Private providers of FE teacher training will no longer have access to student finance unless they have a partnership with a higher education provider, the government has confirmed.
Following a consultation into further education initial teacher (ITT) training, from September this year onwards, pre-service FE ITT courses delivered by HE providers or their validated partners (including FE colleges) will only be eligible to receive student support funding.
This feared proposal means 13 ITPs are expected to lose around £27 million in fee income from the removal of its student finance access and could affect nearly 4,500 students, according to 2022/23 student loans company data.
DfE’s calculations assume each student pays an average of £6,000 in fees per course.
In the consultation response, published today, the Department for Education slammed private sector providers, saying there was “no evidence” provided to “prove the existence of high-quality provision” or that they supply “significant” numbers of FE teachers to the sector.
It is worth noting that no private organisations or representative bodies responded to the consultation.

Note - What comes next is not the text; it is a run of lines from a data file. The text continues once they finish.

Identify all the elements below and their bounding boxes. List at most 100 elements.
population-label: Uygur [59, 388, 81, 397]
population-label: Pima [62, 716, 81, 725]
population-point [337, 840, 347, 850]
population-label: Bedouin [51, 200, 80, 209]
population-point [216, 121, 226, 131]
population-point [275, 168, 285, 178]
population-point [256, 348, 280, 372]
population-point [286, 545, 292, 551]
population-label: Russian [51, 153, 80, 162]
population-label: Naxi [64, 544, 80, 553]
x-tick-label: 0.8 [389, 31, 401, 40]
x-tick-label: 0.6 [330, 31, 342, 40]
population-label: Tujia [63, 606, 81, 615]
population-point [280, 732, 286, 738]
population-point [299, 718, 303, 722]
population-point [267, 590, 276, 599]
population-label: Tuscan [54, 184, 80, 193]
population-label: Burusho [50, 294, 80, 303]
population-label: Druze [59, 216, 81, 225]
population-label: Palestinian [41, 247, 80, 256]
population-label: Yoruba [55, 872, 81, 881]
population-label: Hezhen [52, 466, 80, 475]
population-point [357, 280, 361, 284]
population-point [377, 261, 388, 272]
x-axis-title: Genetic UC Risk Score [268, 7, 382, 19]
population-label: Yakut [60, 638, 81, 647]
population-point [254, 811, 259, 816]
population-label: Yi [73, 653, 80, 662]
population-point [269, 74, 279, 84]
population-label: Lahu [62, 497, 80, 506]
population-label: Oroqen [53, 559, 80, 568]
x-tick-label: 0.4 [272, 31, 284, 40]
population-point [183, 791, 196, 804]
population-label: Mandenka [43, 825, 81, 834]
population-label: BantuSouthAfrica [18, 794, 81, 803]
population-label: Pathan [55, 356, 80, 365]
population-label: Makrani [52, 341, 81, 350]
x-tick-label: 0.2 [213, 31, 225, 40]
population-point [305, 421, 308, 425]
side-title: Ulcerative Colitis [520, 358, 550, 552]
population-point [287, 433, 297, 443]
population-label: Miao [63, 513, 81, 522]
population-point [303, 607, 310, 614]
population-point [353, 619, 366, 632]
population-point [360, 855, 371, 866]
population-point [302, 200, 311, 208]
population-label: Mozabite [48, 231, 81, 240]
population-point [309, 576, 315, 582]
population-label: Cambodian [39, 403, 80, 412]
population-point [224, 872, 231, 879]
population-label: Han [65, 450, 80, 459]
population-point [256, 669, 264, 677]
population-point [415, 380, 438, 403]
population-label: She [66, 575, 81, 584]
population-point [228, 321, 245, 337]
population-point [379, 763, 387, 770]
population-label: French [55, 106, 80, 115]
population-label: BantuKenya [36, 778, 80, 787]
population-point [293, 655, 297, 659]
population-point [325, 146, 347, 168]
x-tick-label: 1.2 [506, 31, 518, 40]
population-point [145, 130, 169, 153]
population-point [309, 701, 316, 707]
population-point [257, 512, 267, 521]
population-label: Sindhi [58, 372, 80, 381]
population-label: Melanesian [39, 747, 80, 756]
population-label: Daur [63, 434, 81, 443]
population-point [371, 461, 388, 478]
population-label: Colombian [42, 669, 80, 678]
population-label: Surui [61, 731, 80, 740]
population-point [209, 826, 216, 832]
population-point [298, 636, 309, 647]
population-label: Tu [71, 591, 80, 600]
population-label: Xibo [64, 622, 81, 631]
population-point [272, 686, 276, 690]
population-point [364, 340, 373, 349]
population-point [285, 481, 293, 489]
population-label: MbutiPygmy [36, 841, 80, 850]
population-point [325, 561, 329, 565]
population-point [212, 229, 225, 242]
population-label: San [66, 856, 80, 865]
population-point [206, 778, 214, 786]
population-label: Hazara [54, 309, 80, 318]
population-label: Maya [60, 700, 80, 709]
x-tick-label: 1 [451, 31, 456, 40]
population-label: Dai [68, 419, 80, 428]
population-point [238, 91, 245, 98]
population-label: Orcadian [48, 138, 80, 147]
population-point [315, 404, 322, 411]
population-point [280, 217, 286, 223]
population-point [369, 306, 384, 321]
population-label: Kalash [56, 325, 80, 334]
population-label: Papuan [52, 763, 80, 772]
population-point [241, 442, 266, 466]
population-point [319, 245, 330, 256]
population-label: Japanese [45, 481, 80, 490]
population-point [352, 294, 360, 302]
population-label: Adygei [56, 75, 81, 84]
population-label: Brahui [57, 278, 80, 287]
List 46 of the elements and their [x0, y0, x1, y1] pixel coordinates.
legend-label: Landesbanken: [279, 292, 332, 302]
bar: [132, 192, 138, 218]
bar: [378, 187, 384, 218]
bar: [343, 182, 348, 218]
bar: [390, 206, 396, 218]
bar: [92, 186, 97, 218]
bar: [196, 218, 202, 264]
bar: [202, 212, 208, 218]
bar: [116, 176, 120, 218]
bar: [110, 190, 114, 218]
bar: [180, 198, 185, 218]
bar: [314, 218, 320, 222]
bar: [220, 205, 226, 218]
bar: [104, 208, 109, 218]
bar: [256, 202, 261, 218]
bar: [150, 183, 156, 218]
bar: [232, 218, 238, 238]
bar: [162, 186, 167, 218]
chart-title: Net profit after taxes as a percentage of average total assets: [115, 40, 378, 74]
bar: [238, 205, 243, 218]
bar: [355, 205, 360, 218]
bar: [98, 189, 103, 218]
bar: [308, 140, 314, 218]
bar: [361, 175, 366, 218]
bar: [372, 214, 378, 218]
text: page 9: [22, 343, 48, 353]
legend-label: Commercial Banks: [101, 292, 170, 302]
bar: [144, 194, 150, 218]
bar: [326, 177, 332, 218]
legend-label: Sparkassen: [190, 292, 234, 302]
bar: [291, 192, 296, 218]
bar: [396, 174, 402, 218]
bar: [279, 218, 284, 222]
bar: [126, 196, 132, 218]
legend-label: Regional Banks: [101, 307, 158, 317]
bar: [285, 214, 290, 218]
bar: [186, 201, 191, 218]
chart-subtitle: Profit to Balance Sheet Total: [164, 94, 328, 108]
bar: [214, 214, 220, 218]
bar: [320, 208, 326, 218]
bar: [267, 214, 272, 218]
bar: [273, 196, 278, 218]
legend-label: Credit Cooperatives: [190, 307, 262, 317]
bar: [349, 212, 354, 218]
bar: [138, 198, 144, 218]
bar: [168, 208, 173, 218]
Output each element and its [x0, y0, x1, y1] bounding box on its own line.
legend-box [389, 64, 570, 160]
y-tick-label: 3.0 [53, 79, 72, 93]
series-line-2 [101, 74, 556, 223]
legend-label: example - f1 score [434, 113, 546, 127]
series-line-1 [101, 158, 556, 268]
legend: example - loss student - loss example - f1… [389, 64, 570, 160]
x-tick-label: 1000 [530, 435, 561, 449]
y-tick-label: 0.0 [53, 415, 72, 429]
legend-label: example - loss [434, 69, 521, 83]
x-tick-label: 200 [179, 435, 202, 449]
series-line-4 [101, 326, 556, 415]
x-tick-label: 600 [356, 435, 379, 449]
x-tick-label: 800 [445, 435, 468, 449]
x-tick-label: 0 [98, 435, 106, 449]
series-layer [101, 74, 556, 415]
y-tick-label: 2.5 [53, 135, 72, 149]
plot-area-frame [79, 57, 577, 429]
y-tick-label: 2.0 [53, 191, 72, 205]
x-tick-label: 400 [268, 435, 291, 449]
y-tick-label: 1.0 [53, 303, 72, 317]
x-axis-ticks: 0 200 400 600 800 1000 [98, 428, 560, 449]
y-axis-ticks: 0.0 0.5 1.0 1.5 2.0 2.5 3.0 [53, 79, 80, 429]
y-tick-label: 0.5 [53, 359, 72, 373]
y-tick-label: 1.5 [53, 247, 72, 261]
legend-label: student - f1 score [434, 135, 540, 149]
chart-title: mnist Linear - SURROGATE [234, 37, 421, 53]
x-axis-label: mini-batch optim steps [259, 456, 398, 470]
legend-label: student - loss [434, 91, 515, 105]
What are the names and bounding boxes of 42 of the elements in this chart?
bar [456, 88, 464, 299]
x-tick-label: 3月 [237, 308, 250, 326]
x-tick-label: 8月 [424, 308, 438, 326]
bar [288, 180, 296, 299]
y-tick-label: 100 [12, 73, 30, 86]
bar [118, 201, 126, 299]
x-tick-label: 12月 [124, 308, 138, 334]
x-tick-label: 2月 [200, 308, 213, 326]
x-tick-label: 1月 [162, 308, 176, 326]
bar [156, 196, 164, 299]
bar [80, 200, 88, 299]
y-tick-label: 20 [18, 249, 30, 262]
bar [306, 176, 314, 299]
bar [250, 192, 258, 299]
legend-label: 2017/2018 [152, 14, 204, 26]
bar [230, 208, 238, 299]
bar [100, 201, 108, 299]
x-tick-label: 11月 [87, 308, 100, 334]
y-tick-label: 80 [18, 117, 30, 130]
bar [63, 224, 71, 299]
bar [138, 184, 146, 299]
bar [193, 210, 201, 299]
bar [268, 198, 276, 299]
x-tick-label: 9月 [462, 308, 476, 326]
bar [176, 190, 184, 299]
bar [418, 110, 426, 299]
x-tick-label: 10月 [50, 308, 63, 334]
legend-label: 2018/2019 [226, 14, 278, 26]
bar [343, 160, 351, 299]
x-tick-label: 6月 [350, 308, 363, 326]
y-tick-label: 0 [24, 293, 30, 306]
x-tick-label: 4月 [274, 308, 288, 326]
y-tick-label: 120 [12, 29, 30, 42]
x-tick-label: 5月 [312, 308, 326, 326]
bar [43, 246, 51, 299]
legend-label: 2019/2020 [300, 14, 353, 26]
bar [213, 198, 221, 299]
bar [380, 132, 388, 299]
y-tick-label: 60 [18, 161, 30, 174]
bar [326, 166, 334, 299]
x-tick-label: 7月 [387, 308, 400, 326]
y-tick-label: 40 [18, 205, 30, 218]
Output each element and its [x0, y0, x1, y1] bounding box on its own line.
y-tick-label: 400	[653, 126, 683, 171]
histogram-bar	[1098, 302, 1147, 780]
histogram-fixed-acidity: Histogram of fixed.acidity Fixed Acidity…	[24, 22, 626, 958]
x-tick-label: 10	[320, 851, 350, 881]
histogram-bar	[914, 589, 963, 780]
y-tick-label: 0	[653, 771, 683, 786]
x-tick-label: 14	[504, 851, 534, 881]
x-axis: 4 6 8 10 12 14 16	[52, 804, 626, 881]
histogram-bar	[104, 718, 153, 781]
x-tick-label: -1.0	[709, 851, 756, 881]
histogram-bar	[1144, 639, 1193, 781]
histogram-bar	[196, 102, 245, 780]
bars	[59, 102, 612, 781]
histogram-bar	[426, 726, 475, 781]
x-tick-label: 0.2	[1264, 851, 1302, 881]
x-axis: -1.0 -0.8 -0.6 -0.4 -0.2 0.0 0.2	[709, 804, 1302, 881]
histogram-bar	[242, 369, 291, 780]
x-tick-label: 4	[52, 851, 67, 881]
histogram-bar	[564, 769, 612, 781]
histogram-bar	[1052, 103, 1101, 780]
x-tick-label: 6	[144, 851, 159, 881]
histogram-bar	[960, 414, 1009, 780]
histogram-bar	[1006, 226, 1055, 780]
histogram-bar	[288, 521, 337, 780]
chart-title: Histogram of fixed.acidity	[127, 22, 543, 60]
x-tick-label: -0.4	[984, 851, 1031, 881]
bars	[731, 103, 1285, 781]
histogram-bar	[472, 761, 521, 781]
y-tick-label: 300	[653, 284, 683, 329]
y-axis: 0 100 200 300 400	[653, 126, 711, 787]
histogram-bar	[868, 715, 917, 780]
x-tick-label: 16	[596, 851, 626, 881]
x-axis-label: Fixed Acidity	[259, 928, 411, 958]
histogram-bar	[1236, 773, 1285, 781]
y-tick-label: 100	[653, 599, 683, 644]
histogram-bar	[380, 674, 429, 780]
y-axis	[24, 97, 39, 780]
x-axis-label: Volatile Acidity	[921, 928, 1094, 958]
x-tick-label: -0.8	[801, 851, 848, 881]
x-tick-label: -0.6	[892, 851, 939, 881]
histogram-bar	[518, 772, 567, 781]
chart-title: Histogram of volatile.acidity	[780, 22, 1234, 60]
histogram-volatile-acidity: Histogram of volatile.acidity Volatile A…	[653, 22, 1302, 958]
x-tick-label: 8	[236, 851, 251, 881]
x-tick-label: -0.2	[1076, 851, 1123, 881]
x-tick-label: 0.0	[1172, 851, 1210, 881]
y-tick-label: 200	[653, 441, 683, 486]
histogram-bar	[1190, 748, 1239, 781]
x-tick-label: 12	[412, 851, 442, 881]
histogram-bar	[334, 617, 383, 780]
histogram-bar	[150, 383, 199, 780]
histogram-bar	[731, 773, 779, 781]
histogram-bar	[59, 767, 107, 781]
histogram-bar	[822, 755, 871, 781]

DfE added that Ofsted’s 2023 annual report highlighted their concerns about the state of FE ITT delivery in the private sector.
“Individual inspection reports conclude that there is little or no evidence that providers are adequately preparing their trainees to secure teaching employment in the FE sector,” DfE said.
The consultation was launched last September, and closed in November, and asked the FE and HE sectors as well as unions and awarding bodies if they agreed to limit student funding for pre-service further education initial teacher training (ITT) courses from 2024/25 to HE providers.
Overall, 71 per cent agreed with the government’s proposals – the college sector overwhelmingly (88 per cent) voted in favour of the move. A total of 16 FE colleges responded to the consultation.
The Universities’ Council for the Education of Teachers said the move will “help safeguard quality and in doing so make for a better trained workforce and therefore improving employment opportunities for new teachers in the sector.”
Ben Rowland, AELP CEO, said: “The true impact of these proposals is hard to quantify at present and would only be seen in time. AELP certainly welcomes moves to improve the teacher training ecosystem, however it is important to emphasise that we already see ITPs delivering quality provision without the oversight of a higher education provider.”
There was outcry from private providers when the proposals came out last year. One provider, the London School of Academics, which teaches 150 FE teacher trainees, said it would be forced to close if the government pushes through the policy.
“That’s not fair at all. We solely teach for FE staff and so would need to close down [if it got approved],” the organisation’s director Sheila Singh told FE Week at the time.
FE Week has reached out to the London School of Academics for comment.
Meanwhile, Dr Sarah Marquez, dean of higher education at University Centre Leeds – the part of Luminate Education Group that delivers ITT, said: “While measures to ensure higher quality within ITT are certainly welcome, encouraging and enabling high-quality ITT providers to train more teachers is equally important. Encouraging more potential teachers toward ITT through pay incentives forms a part of this, but investment must also be made to grow the overall capacity of high-quality FE ITT providers.”
Skills minister Robert Halfon said: “To ensure that the FE teachers of the future are equipped for success, we expect all teacher training providers to be setting and achieving the highest quality standard for their courses, and these decisive actions will enhance existing good practice in the sector, enabling further education to deliver exceptional teaching, achieve positive results for students and extend the ladder of opportunity to people from all walks of life.”